A code associated with the Russian hacking operation, dubbed Grizzly Steppe by the White House, has been detected within the system of Burlington Electric, according to officials who spoke on the condition of anonymity.
Although the Russians did not actively use the code to disrupt operations, the discovery underscores the vulnerabilities of the US electrical grid, the officials said.
Burlington Electric found the malware on a laptop not connected to the operation of the grid, said Commissioner Christopher Recchia of Vermont's Public Service Department.
"This episode should highlight the urgent need for our federal government to vigorously pursue and put an end to this sort of Russian meddling," Vermont's governor, Democrat Peter Shumlin, said in a statement.
The discovery raises fears in the US government that hackers tied to the Russian government are seeking to attack the nation's electrical grid and other infrastructure.
Officials in government and the utility industry regularly monitor the grid because it is highly computerized and any disruptions can have disastrous implications for the country's medical and emergency services.
Officials from the Office of the Director of National Intelligence, Department of Homeland Security and FBI posted information about the Grizzly Steppe malware code Thursday as part of a joint analysis report, saying that the Russian military and civilian services' activity "is part of an ongoing campaign of cyber-enabled operations directed at the US government and its citizens."
In October, the US government formally accused Russia of a campaign of cyber attacks against Democratic Party organizations ahead of the November 8 presidential election.
The US claim has been rejected by Moscow.
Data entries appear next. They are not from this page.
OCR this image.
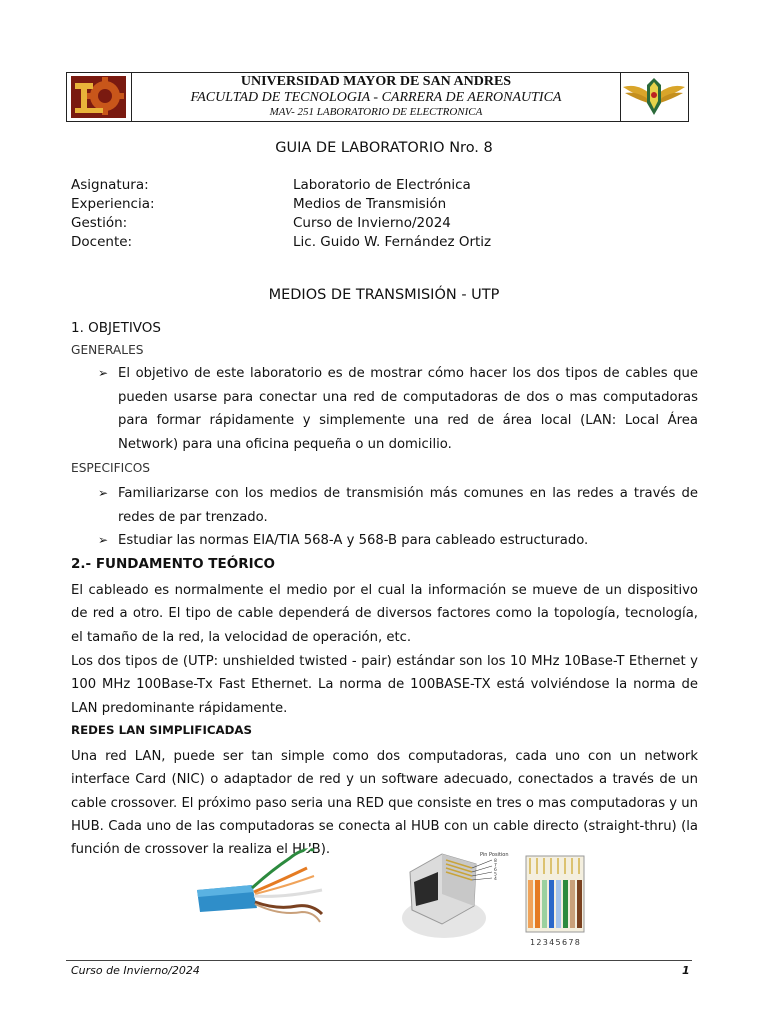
UNIVERSIDAD MAYOR DE SAN ANDRES
FACULTAD DE TECNOLOGIA - CARRERA DE AERONAUTICA
MAV- 251 LABORATORIO DE ELECTRONICA
GUIA DE LABORATORIO Nro. 8
Asignatura:	Laboratorio de Electrónica
Experiencia:	Medios de Transmisión
Gestión:	Curso de Invierno/2024
Docente:	Lic. Guido W. Fernández Ortiz
MEDIOS DE TRANSMISIÓN - UTP
1. OBJETIVOS
GENERALES
➢ El objetivo de este laboratorio es de mostrar cómo hacer los dos tipos de cables que pueden usarse para conectar una red de computadoras de dos o mas computadoras para formar rápidamente y simplemente una red de área local (LAN: Local Área Network) para una oficina pequeña o un domicilio.
ESPECIFICOS
➢ Familiarizarse con los medios de transmisión más comunes en las redes a través de redes de par trenzado.
➢ Estudiar las normas EIA/TIA 568-A y 568-B para cableado estructurado.
2.- FUNDAMENTO TEÓRICO
El cableado es normalmente el medio por el cual la información se mueve de un dispositivo de red a otro. El tipo de cable dependerá de diversos factores como la topología, tecnología, el tamaño de la red, la velocidad de operación, etc.
Los dos tipos de (UTP: unshielded twisted - pair) estándar son los 10 MHz 10Base-T Ethernet y 100 MHz 100Base-Tx Fast Ethernet. La norma de 100BASE-TX está volviéndose la norma de LAN predominante rápidamente.
REDES LAN SIMPLIFICADAS
Una red LAN, puede ser tan simple como dos computadoras, cada uno con un network interface Card (NIC) o adaptador de red y un software adecuado, conectados a través de un cable crossover. El próximo paso seria una RED que consiste en tres o mas computadoras y un HUB. Cada uno de las computadoras se conecta al HUB con un cable directo (straight-thru) (la función de crossover la realiza el HUB).	Pin Position
8
7
6
5
4
12345678
Curso de Invierno/2024	1
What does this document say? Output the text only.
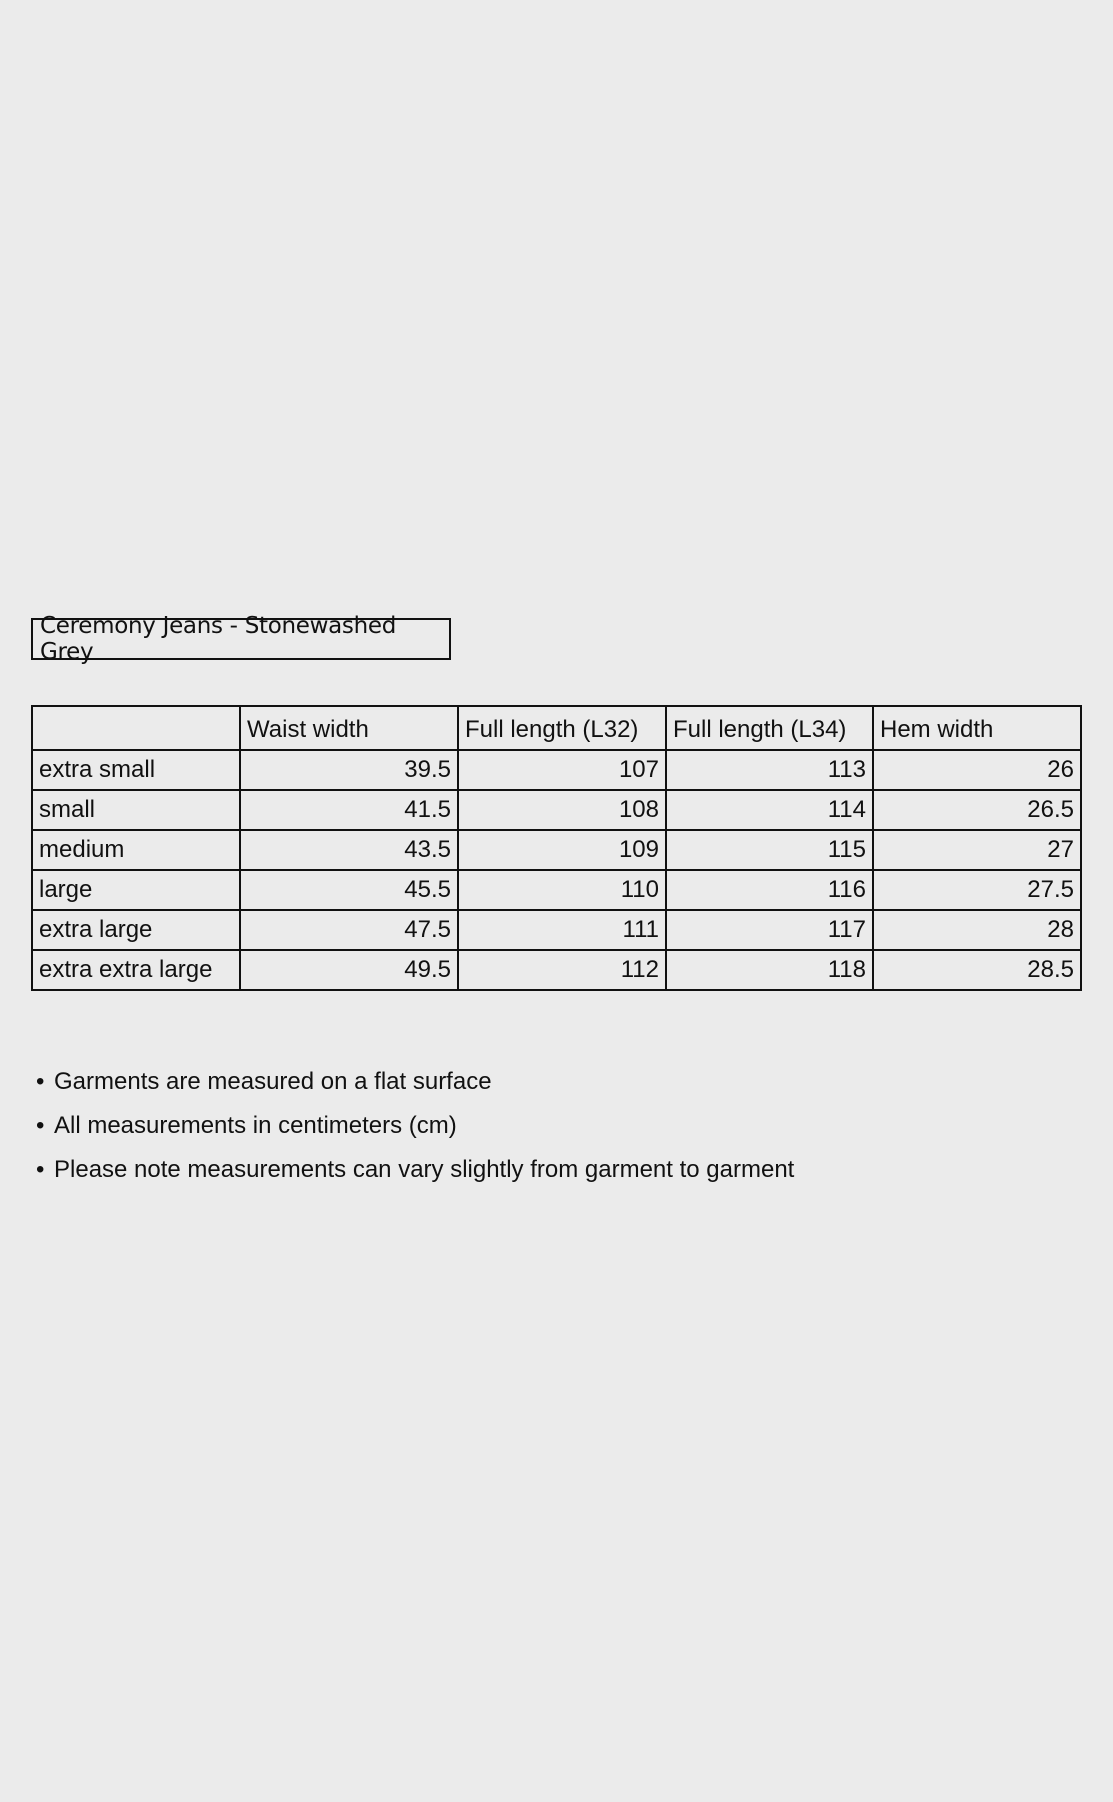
Ceremony Jeans - Stonewashed Grey
	Waist width	Full length (L32)	Full length (L34)	Hem width
extra small	39.5	107	113	26
small	41.5	108	114	26.5
medium	43.5	109	115	27
large	45.5	110	116	27.5
extra large	47.5	111	117	28
extra extra large	49.5	112	118	28.5
• Garments are measured on a flat surface
• All measurements in centimeters (cm)
• Please note measurements can vary slightly from garment to garment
Julian Assange, the founder of WikiLeaks, which published the stolen emails, has denied that the Russian government provided the files.
Incoming President Donald Trump has repeatedly questioned the accuracy of US intelligence pointing to Russia's responsibility for the hacks.
On Thursday, President Barack Obama ordered a series of economic sanctions against Russia, as well as the expulsion of 35 Russian diplomats over the hacking allegations.